From third through about sixth grade, I suffered night terrors. I was also an intrepid sleepwalker. The former malady evinced itself in my waking up, eyes wide open and fully cognizant of my surroundings, but in abject fear. That fear sent me running to the place I deemed safest. At home, it was my mother’s room, though my brothers made great sport in waylaying me as I sped down the hall screaming. If I spent the night at a friend’s house, their parents were also at risk. That I was invited back after one of these episodes is a testament to their patience and generosity. Crying and screaming, I’d burst through the door and launch myself onto their bed, hands covering my face. Something was after me, I couldn’t look at it, and I could only be coaxed out of the nightmare by soothing words and television. I watched a lot of Johnny Carson growing up.

During that same time, on other occasions but less frequently, I would sleepwalk. However, I didn’t confine my travels to the house. Instead, I would get out of bed and walk around the neighborhood. I recall the misty feel, the trance-like state, and the absolute inability to stop myself. I’ve often wondered what someone would have done had they seen me out at 2 am, on a cold December morning, ambling around like a zombie in my pajamas. But I was never spotted, always ending up in my own bed. The only proof of the occurrence was my vague recollections, dirty and/or bloody feet and the times I started the evening at a friend’s house down the block, only to be listed as AWOL by his mother in the morning. My mother would see the front door wide open, and find me in my own bed.

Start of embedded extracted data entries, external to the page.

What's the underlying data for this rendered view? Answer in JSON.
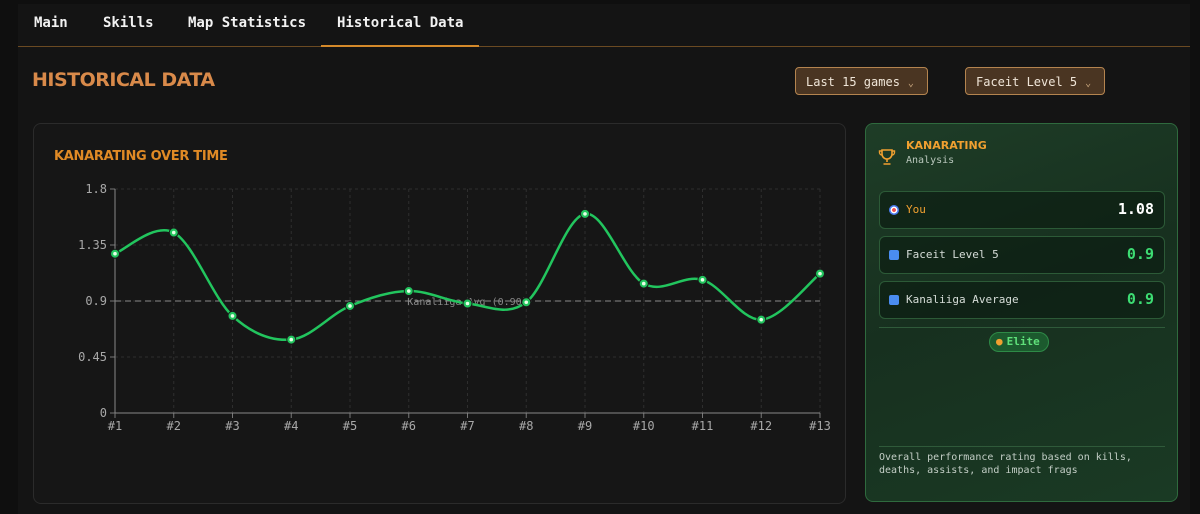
{
  "tabs": [
    {
      "label": "Main",
      "active": false
    },
    {
      "label": "Skills",
      "active": false
    },
    {
      "label": "Map Statistics",
      "active": false
    },
    {
      "label": "Historical Data",
      "active": true
    }
  ],
  "header": {
    "title": "HISTORICAL DATA",
    "range_select": "Last 15 games",
    "level_select": "Faceit Level 5"
  },
  "chart_card": {
    "title": "KANARATING OVER TIME"
  },
  "chart_data": {
    "type": "line",
    "title": "KANARATING OVER TIME",
    "categories": [
      "#1",
      "#2",
      "#3",
      "#4",
      "#5",
      "#6",
      "#7",
      "#8",
      "#9",
      "#10",
      "#11",
      "#12",
      "#13"
    ],
    "series": [
      {
        "values": [
          1.28,
          1.45,
          0.78,
          0.59,
          0.86,
          0.98,
          0.88,
          0.89,
          1.6,
          1.04,
          1.07,
          0.75,
          1.12
        ],
        "color": "#22c55e"
      }
    ],
    "reference_line": {
      "label": "Kanaliiga Avg (0.90)",
      "value": 0.9
    },
    "yticks": [
      "1.8",
      "1.35",
      "0.9",
      "0.45",
      "0"
    ],
    "ylim": [
      0,
      1.8
    ],
    "grid": true
  },
  "side": {
    "title": "KANARATING",
    "subtitle": "Analysis",
    "stats": [
      {
        "label": "You",
        "value": "1.08",
        "label_color": "#f0a030",
        "value_color": "#ffffff",
        "icon": "target-icon"
      },
      {
        "label": "Faceit Level 5",
        "value": "0.9",
        "label_color": "#d6ddd8",
        "value_color": "#3ddc73",
        "icon": "chart-icon"
      },
      {
        "label": "Kanaliiga Average",
        "value": "0.9",
        "label_color": "#d6ddd8",
        "value_color": "#3ddc73",
        "icon": "chart-icon"
      }
    ],
    "badge": "Elite",
    "description": "Overall performance rating based on kills, deaths, assists, and impact frags"
  },
  "colors": {
    "accent": "#e08a25",
    "line": "#22c55e",
    "panel_border": "#2f6a3e"
  }
}
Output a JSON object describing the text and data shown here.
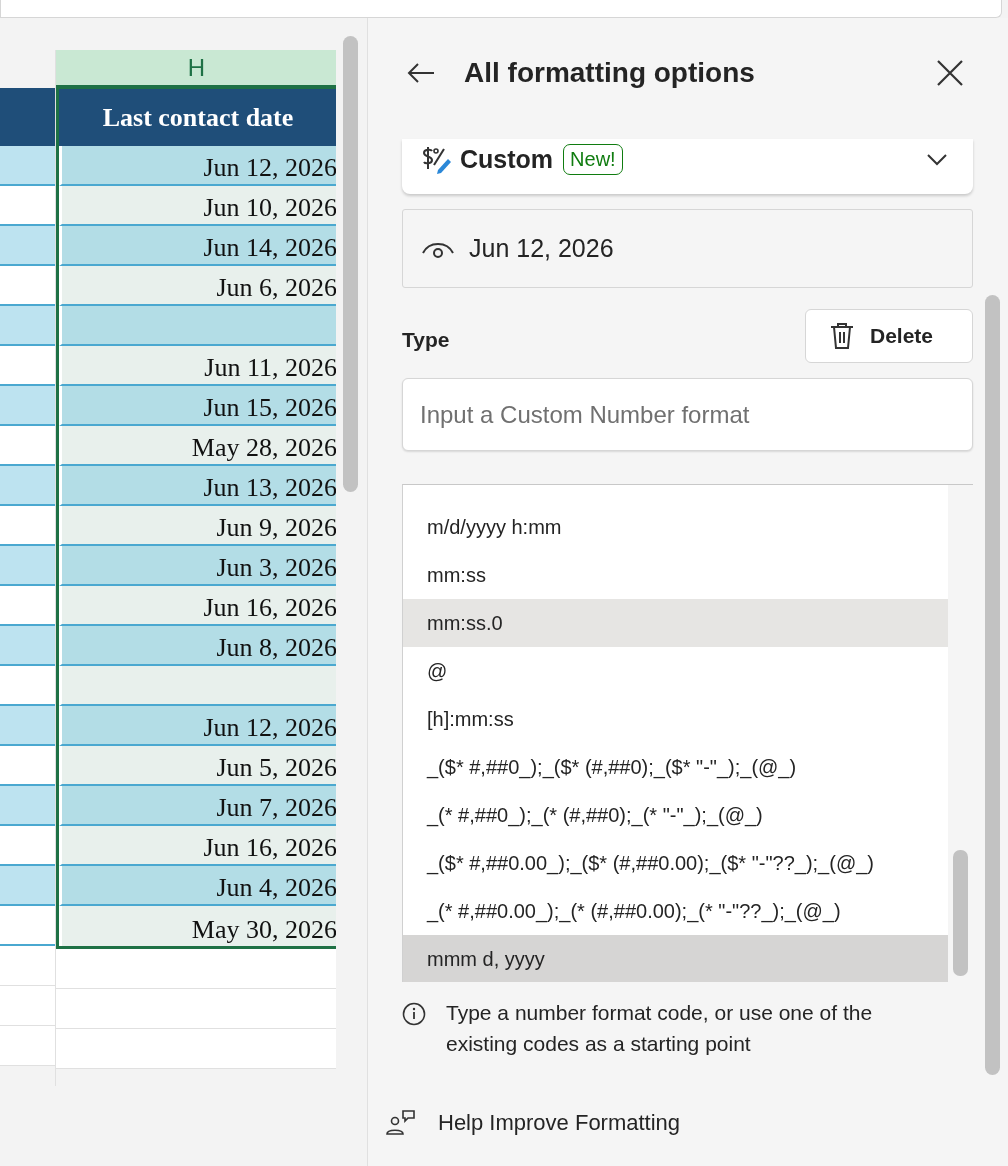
{
  "sheet": {
    "column_letter": "H",
    "header": "Last contact date",
    "rows": [
      {
        "date": "Jun 12, 2026"
      },
      {
        "date": "Jun 10, 2026"
      },
      {
        "date": "Jun 14, 2026"
      },
      {
        "date": "Jun 6, 2026"
      },
      {},
      {
        "date": "Jun 11, 2026"
      },
      {
        "date": "Jun 15, 2026"
      },
      {
        "date": "May 28, 2026"
      },
      {
        "date": "Jun 13, 2026"
      },
      {
        "date": "Jun 9, 2026"
      },
      {
        "date": "Jun 3, 2026"
      },
      {
        "date": "Jun 16, 2026"
      },
      {
        "date": "Jun 8, 2026"
      },
      {},
      {
        "date": "Jun 12, 2026"
      },
      {
        "date": "Jun 5, 2026"
      },
      {
        "date": "Jun 7, 2026"
      },
      {
        "date": "Jun 16, 2026"
      },
      {
        "date": "Jun 4, 2026"
      },
      {
        "date": "May 30, 2026"
      }
    ]
  },
  "panel": {
    "title": "All formatting options",
    "category": {
      "label": "Custom",
      "badge": "New!"
    },
    "preview": "Jun 12, 2026",
    "type_label": "Type",
    "delete_button": "Delete",
    "input": {
      "placeholder": "Input a Custom Number format"
    },
    "formats": [
      {
        "code": "m/d/yyyy h:mm",
        "selected": false,
        "hovered": false
      },
      {
        "code": "mm:ss",
        "selected": false,
        "hovered": false
      },
      {
        "code": "mm:ss.0",
        "selected": false,
        "hovered": true
      },
      {
        "code": "@",
        "selected": false,
        "hovered": false
      },
      {
        "code": "[h]:mm:ss",
        "selected": false,
        "hovered": false
      },
      {
        "code": "_($* #,##0_);_($* (#,##0);_($* \"-\"_);_(@_)",
        "selected": false,
        "hovered": false
      },
      {
        "code": "_(* #,##0_);_(* (#,##0);_(* \"-\"_);_(@_)",
        "selected": false,
        "hovered": false
      },
      {
        "code": "_($* #,##0.00_);_($* (#,##0.00);_($* \"-\"??_);_(@_)",
        "selected": false,
        "hovered": false
      },
      {
        "code": "_(* #,##0.00_);_(* (#,##0.00);_(* \"-\"??_);_(@_)",
        "selected": false,
        "hovered": false
      },
      {
        "code": "mmm d, yyyy",
        "selected": true,
        "hovered": false
      }
    ],
    "hint": "Type a number format code, or use one of the existing codes as a starting point",
    "feedback": "Help Improve Formatting"
  }
}
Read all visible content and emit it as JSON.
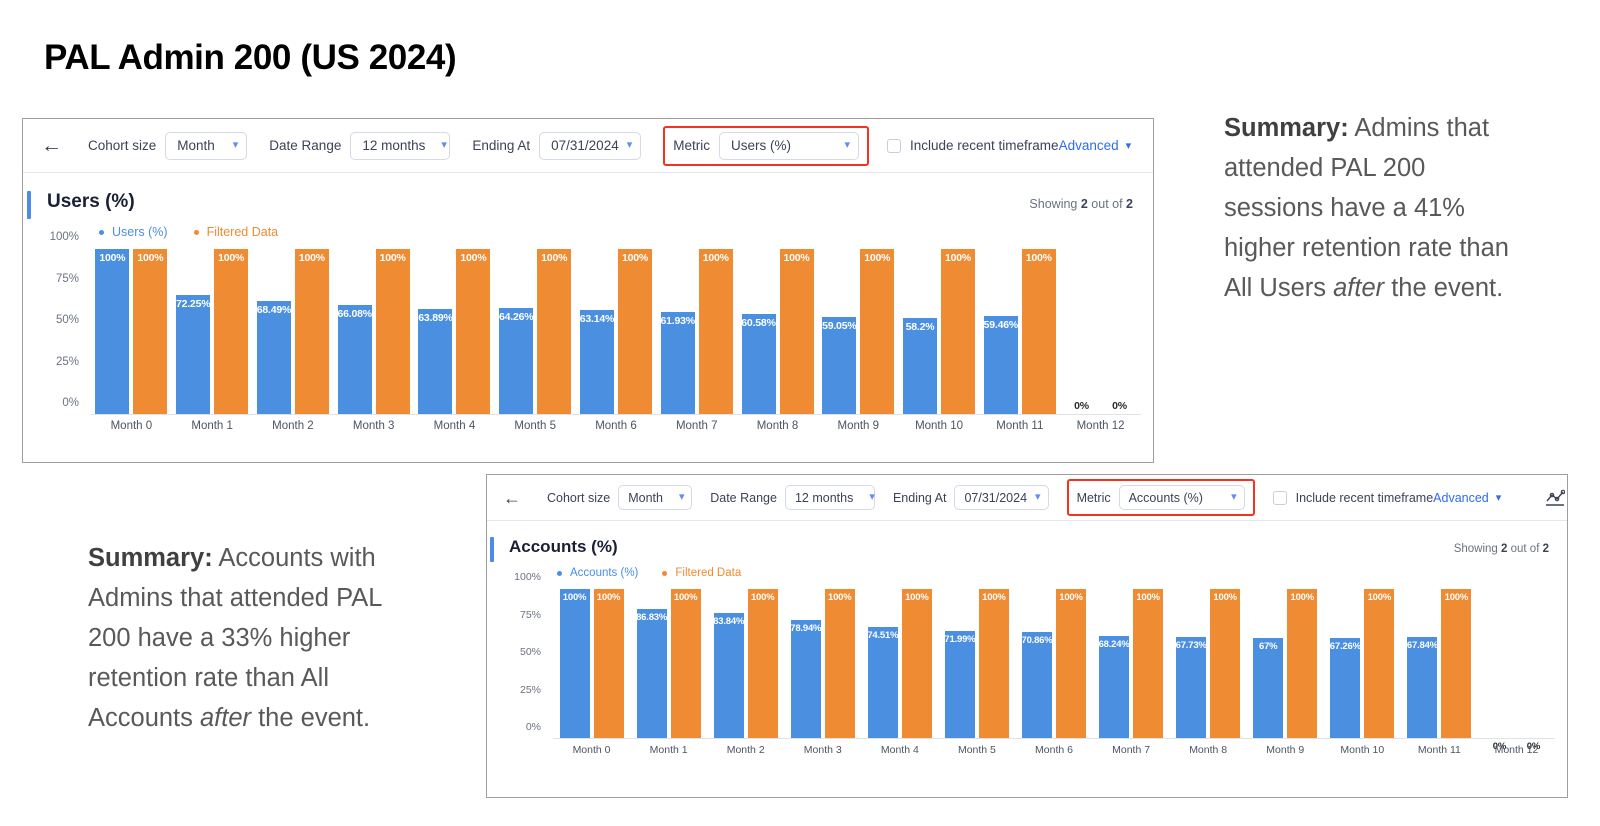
{
  "slide": {
    "title": "PAL Admin 200 (US 2024)"
  },
  "summary_top": {
    "lead": "Summary:",
    "text_1": " Admins that attended PAL 200 sessions have a 41% higher retention rate than All Users ",
    "emphasis": "after",
    "text_2": " the event."
  },
  "summary_bottom": {
    "lead": "Summary:",
    "text_1": " Accounts with Admins that attended PAL 200 have a 33% higher retention rate than All Accounts ",
    "emphasis": "after",
    "text_2": " the event."
  },
  "users_panel": {
    "toolbar": {
      "back_icon": "back-arrow-icon",
      "cohort_size_label": "Cohort size",
      "cohort_size_value": "Month",
      "date_range_label": "Date Range",
      "date_range_value": "12 months",
      "ending_at_label": "Ending At",
      "ending_at_value": "07/31/2024",
      "metric_label": "Metric",
      "metric_value": "Users (%)",
      "include_recent_label": "Include recent timeframe",
      "advanced_label": "Advanced",
      "line_chart_icon": "line-chart-icon",
      "bar_chart_icon": "bar-chart-icon"
    },
    "header": {
      "title": "Users (%)",
      "showing_prefix": "Showing ",
      "showing_count": "2",
      "showing_middle": " out of ",
      "showing_total": "2"
    },
    "legend": [
      {
        "label": "Users (%)",
        "color": "#4a8fe0"
      },
      {
        "label": "Filtered Data",
        "color": "#ef8b33"
      }
    ]
  },
  "accounts_panel": {
    "toolbar": {
      "back_icon": "back-arrow-icon",
      "cohort_size_label": "Cohort size",
      "cohort_size_value": "Month",
      "date_range_label": "Date Range",
      "date_range_value": "12 months",
      "ending_at_label": "Ending At",
      "ending_at_value": "07/31/2024",
      "metric_label": "Metric",
      "metric_value": "Accounts (%)",
      "include_recent_label": "Include recent timeframe",
      "advanced_label": "Advanced",
      "line_chart_icon": "line-chart-icon",
      "bar_chart_icon": "bar-chart-icon"
    },
    "header": {
      "title": "Accounts (%)",
      "showing_prefix": "Showing ",
      "showing_count": "2",
      "showing_middle": " out of ",
      "showing_total": "2"
    },
    "legend": [
      {
        "label": "Accounts (%)",
        "color": "#4a8fe0"
      },
      {
        "label": "Filtered Data",
        "color": "#ef8b33"
      }
    ]
  },
  "chart_data": [
    {
      "type": "bar",
      "title": "Users (%)",
      "xlabel": "",
      "ylabel": "",
      "ylim": [
        0,
        100
      ],
      "yticks": [
        "0%",
        "25%",
        "50%",
        "75%",
        "100%"
      ],
      "grid": false,
      "legend_position": "top-left",
      "categories": [
        "Month 0",
        "Month 1",
        "Month 2",
        "Month 3",
        "Month 4",
        "Month 5",
        "Month 6",
        "Month 7",
        "Month 8",
        "Month 9",
        "Month 10",
        "Month 11",
        "Month 12"
      ],
      "series": [
        {
          "name": "Users (%)",
          "color": "#4a8fe0",
          "values": [
            100,
            72.25,
            68.49,
            66.08,
            63.89,
            64.26,
            63.14,
            61.93,
            60.58,
            59.05,
            58.2,
            59.46,
            0
          ],
          "labels": [
            "100%",
            "72.25%",
            "68.49%",
            "66.08%",
            "63.89%",
            "64.26%",
            "63.14%",
            "61.93%",
            "60.58%",
            "59.05%",
            "58.2%",
            "59.46%",
            "0%"
          ]
        },
        {
          "name": "Filtered Data",
          "color": "#ef8b33",
          "values": [
            100,
            100,
            100,
            100,
            100,
            100,
            100,
            100,
            100,
            100,
            100,
            100,
            0
          ],
          "labels": [
            "100%",
            "100%",
            "100%",
            "100%",
            "100%",
            "100%",
            "100%",
            "100%",
            "100%",
            "100%",
            "100%",
            "100%",
            "0%"
          ]
        }
      ]
    },
    {
      "type": "bar",
      "title": "Accounts (%)",
      "xlabel": "",
      "ylabel": "",
      "ylim": [
        0,
        100
      ],
      "yticks": [
        "0%",
        "25%",
        "50%",
        "75%",
        "100%"
      ],
      "grid": false,
      "legend_position": "top-left",
      "categories": [
        "Month 0",
        "Month 1",
        "Month 2",
        "Month 3",
        "Month 4",
        "Month 5",
        "Month 6",
        "Month 7",
        "Month 8",
        "Month 9",
        "Month 10",
        "Month 11",
        "Month 12"
      ],
      "series": [
        {
          "name": "Accounts (%)",
          "color": "#4a8fe0",
          "values": [
            100,
            86.83,
            83.84,
            78.94,
            74.51,
            71.99,
            70.86,
            68.24,
            67.73,
            67,
            67.26,
            67.84,
            0
          ],
          "labels": [
            "100%",
            "86.83%",
            "83.84%",
            "78.94%",
            "74.51%",
            "71.99%",
            "70.86%",
            "68.24%",
            "67.73%",
            "67%",
            "67.26%",
            "67.84%",
            "0%"
          ]
        },
        {
          "name": "Filtered Data",
          "color": "#ef8b33",
          "values": [
            100,
            100,
            100,
            100,
            100,
            100,
            100,
            100,
            100,
            100,
            100,
            100,
            0
          ],
          "labels": [
            "100%",
            "100%",
            "100%",
            "100%",
            "100%",
            "100%",
            "100%",
            "100%",
            "100%",
            "100%",
            "100%",
            "100%",
            "0%"
          ]
        }
      ]
    }
  ],
  "colors": {
    "blue_series": "#4a8fe0",
    "orange_series": "#ef8b33",
    "accent_link": "#2f6bf0",
    "highlight_box": "#f4321f"
  }
}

Insidious uses the realm of sleep to create (or, in my case, re-create) a terrifying world where, presumably, children like me go when afflicted. The son of Rose Byrne (Bridesmaids) and Patrick Wilson (Little Children) sleepwalks to the attic, bumps his head, and falls into an inexplicable coma. Only, it is not a coma. Instead, he has drifted into what is later explained as “The Further,” a dream-state that is unfortunately populated by the restless dead, who hope to capture the boy simply because they thirst for his life, and more dangerous demons, who want his body to re-enter the world and wreak havoc. Modern medicine fails, the less-conventional expert steps in, and away we go. It is revealed that Wilson suffered night terrors as a boy, and the unwanted attentions of this particular demon as a child:

Wilson is sent in to get his son.

Director James Wan’s (Saw, The Conjuring) world is creepy (the two demons in particular); the scares are initially restrained, but plentiful, and meted out in increasing doses; and the acting first-rate. As the mother, Byrne is sympathetic and appropriately destabilized, and Wilson plays the father as truly scared and vulnerable – he is gripped by initial cowardice and denial; he does not want to go back to the world that so plagued him as a child. The medium (Lin Shaye) is compelling and her two researcher assistants provide necessary comic-relief without being obtrusive – this is the same set-up as Poltergeist minus the over-the-top “This house is cleeeeeeeeeeeeaaaaan” nonsense.

The film’s primary strength is its patience. As Wan explains:

Between ‘Saw’ and ‘Paranormal Activity’, along with the ‘Blair Witch Project’, it’s been proven time and time again that the scariest movies are ones that are made outside of the studio system, where you have the control to say, “You know what? I’m not going to open the movie with a big, scary action set piece. I’m just going to slowly build characters and get you sucked into the family, get you liking the characters before things start to happen.”

If there are weaknesses, they are slight: the set-up is very derivative, the middle third is rushed, the revelation of Wilson’s demon in childhood photos is too overt, and Barbara Hershey (as Wilson’s mother) is wasted. To amp up the intrigue, Wan should have used Hershey in flashback, a helpless single mother trying to cope with her spooky son.

True, the movie hit home, but even without my sleep disturbance past, I’d have been won over, because Wan and writer Leigh Whannel credit The Changeling, an as yet unreviewed filmvetter favorite.